Historischer Jubel: Pablo Fornals, West Hams Schütze zum vorentscheidenden Treffer, und seine Kollegen.

(Foto: Alex Pantling/Getty Images)

West Ham United, das ist der ewige Arbeiterklub, der nur an guten Tagen die Favoriten ärgert. Doch nach einem sensationellen 3:2 gegen Liverpool ist die Mannschaft nun Dritter - so gut wie seit 1980 nicht mehr.

Von Sven Haist, London

So richtig konnten die Protagonisten des Spiels selbst nicht begreifen, was sie am Sonntag für West Ham United geleistet hatten.

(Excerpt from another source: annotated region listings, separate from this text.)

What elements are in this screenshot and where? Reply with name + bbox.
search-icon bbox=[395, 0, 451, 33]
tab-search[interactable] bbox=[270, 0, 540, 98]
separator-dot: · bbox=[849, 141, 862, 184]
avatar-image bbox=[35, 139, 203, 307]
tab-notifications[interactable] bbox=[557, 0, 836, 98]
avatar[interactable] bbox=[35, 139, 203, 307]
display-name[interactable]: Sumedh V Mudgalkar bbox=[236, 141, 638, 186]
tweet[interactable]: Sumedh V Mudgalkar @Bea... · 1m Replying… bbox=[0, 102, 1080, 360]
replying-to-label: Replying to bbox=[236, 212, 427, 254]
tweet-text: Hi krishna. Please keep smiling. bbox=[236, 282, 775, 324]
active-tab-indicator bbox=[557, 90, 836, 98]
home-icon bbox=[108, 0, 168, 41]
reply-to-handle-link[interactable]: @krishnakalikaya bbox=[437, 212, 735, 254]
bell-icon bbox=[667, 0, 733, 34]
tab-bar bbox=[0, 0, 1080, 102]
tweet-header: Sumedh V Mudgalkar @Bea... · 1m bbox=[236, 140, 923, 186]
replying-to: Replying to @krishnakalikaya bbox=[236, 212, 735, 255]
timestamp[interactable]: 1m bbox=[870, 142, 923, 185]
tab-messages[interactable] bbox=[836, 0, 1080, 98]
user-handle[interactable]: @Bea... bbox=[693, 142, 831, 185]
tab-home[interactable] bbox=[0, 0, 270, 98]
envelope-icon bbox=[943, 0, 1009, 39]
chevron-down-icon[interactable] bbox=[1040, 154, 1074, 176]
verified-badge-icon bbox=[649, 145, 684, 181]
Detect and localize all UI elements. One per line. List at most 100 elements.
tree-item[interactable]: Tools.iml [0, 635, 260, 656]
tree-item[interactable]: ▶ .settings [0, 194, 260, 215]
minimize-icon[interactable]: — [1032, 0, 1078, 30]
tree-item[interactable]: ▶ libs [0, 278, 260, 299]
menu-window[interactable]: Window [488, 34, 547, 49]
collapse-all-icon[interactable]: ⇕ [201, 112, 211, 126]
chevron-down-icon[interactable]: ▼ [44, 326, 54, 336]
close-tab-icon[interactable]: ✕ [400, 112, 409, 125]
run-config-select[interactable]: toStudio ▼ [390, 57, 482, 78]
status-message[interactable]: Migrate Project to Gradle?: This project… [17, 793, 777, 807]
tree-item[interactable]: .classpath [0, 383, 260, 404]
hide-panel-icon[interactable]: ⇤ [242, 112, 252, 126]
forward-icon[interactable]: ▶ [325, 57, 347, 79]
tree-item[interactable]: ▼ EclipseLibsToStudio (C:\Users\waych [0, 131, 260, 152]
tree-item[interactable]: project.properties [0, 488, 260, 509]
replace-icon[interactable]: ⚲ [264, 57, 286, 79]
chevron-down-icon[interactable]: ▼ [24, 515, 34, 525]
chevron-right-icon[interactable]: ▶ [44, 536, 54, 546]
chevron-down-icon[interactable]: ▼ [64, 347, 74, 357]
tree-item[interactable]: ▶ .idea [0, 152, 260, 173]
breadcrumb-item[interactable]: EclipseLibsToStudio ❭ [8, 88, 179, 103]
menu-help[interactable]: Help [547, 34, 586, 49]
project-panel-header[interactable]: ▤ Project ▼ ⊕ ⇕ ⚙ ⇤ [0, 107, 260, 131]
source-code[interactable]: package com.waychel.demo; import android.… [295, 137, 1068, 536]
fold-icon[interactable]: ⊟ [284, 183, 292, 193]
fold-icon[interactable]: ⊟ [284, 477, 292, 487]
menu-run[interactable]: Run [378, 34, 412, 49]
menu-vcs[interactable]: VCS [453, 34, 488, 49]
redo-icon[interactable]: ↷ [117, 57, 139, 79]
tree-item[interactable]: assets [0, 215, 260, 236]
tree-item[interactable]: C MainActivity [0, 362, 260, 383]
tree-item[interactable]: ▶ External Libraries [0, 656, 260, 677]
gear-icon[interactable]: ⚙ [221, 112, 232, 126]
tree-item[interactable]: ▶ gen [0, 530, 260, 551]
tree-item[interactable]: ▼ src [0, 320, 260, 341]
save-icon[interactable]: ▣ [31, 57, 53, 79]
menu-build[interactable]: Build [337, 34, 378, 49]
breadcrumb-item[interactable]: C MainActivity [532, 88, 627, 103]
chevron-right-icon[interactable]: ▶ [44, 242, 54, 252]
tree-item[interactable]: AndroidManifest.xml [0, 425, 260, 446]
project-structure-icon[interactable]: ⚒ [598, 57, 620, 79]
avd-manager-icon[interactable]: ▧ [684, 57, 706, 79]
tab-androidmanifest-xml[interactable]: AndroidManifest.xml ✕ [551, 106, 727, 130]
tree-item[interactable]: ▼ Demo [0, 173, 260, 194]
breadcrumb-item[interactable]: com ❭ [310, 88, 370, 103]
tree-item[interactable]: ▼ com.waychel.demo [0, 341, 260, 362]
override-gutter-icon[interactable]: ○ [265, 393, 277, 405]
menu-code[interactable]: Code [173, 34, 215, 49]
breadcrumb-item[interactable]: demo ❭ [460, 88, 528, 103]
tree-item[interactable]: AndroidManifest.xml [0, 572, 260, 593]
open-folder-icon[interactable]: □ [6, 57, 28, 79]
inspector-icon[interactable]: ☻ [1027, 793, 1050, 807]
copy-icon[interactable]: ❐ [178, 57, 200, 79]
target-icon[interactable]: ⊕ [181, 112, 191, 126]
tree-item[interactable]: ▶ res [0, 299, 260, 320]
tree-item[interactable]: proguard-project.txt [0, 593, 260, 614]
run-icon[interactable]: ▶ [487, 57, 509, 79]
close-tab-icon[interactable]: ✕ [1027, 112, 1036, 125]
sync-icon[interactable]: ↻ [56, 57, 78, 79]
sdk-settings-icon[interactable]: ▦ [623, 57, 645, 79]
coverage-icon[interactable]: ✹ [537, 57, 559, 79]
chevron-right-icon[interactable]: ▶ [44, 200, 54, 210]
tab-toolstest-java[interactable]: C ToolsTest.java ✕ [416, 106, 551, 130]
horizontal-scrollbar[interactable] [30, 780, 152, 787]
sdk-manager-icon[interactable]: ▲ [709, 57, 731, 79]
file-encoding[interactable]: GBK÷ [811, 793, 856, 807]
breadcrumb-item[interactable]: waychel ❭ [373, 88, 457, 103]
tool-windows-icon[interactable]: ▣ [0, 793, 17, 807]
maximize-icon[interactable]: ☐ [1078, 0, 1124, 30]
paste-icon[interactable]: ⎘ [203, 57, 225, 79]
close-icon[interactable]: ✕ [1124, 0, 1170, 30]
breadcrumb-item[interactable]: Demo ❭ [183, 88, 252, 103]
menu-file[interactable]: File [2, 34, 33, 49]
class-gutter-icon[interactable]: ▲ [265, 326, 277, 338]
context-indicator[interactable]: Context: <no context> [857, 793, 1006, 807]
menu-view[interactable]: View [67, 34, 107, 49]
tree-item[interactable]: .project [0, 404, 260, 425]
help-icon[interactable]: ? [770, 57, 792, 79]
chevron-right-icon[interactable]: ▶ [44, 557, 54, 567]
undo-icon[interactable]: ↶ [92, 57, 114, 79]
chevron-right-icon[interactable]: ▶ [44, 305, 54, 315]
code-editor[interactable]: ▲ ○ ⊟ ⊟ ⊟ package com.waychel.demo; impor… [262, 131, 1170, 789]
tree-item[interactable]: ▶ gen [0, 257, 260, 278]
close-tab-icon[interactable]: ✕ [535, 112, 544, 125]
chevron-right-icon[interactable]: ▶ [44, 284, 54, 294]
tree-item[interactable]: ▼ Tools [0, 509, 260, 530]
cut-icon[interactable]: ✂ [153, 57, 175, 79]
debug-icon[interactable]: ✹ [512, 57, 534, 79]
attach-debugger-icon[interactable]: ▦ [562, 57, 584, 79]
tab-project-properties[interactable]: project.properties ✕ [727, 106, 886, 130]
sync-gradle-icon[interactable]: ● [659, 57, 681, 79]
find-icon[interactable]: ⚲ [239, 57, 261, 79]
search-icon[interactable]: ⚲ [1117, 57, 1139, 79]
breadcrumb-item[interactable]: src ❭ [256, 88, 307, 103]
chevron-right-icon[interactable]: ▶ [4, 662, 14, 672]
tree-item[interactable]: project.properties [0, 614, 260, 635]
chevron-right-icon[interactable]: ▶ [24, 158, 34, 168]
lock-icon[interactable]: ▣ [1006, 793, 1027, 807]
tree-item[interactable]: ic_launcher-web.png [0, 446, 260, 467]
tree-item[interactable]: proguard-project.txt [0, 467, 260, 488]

Fast ungläubig schaute sich das Mittelfeldgespann Declan Rice und Tomáš Souček auf der Ehrenrunde im Stadion um. Spielgestalter Pablo Fornals ließ die Szenerie in der Hocke auf sich wirken. Abwehrmann Kurt Zouma und Außenstürmer Saïd Benrahma tanzten. Eine vergleichbare Atmosphäre hatte bisher kaum einer von ihnen in der Karriere erlebt. Und ähnlich verhielt es sich mit der Größenordnung des Erfolgs für den Klub selbst.

Wie immer stiegen die Seifenblasen in den Himmel, zur Klubhymne "I am forever blowing bubbles". Doch diesmal konnten die Fans gar nicht anders, als darüber zu sinnieren, ob ihre Träume diesmal vielleicht nicht zerplatzen wie Seifenblasen; ob es nicht doch gelingen könnte, dass der stolze Traditionsbetrieb aus dem Londoner East End erstmals in der Historie die Meisterschaft gewinnt?

Am Tag danach weckte West Ham über die sozialen Medien seine Anhänger mit einem herzlichen "Good Morning!", versehen mit einem Smiley mit Herzen als Augen und dem ekstatischen Jubel als Videobeweis: Nein, das 3:2 (1:1) über den FC Liverpool war kein Traum gewesen. Schon am Vorabend hatte West Ham seinen Mitgliedern die Tabelle geschickt, die den Klub auf dem dritten Platz präsentiert, gerade mal drei Punkte hinter Spitzenreiter FC Chelsea. Nach elf Spieltagen stand West Ham in der ersten Liga überhaupt erst zwei Mal besser da: 1975 und 1980. Keiner der aktuellen Spieler war zu diesem Zeitpunkt geboren.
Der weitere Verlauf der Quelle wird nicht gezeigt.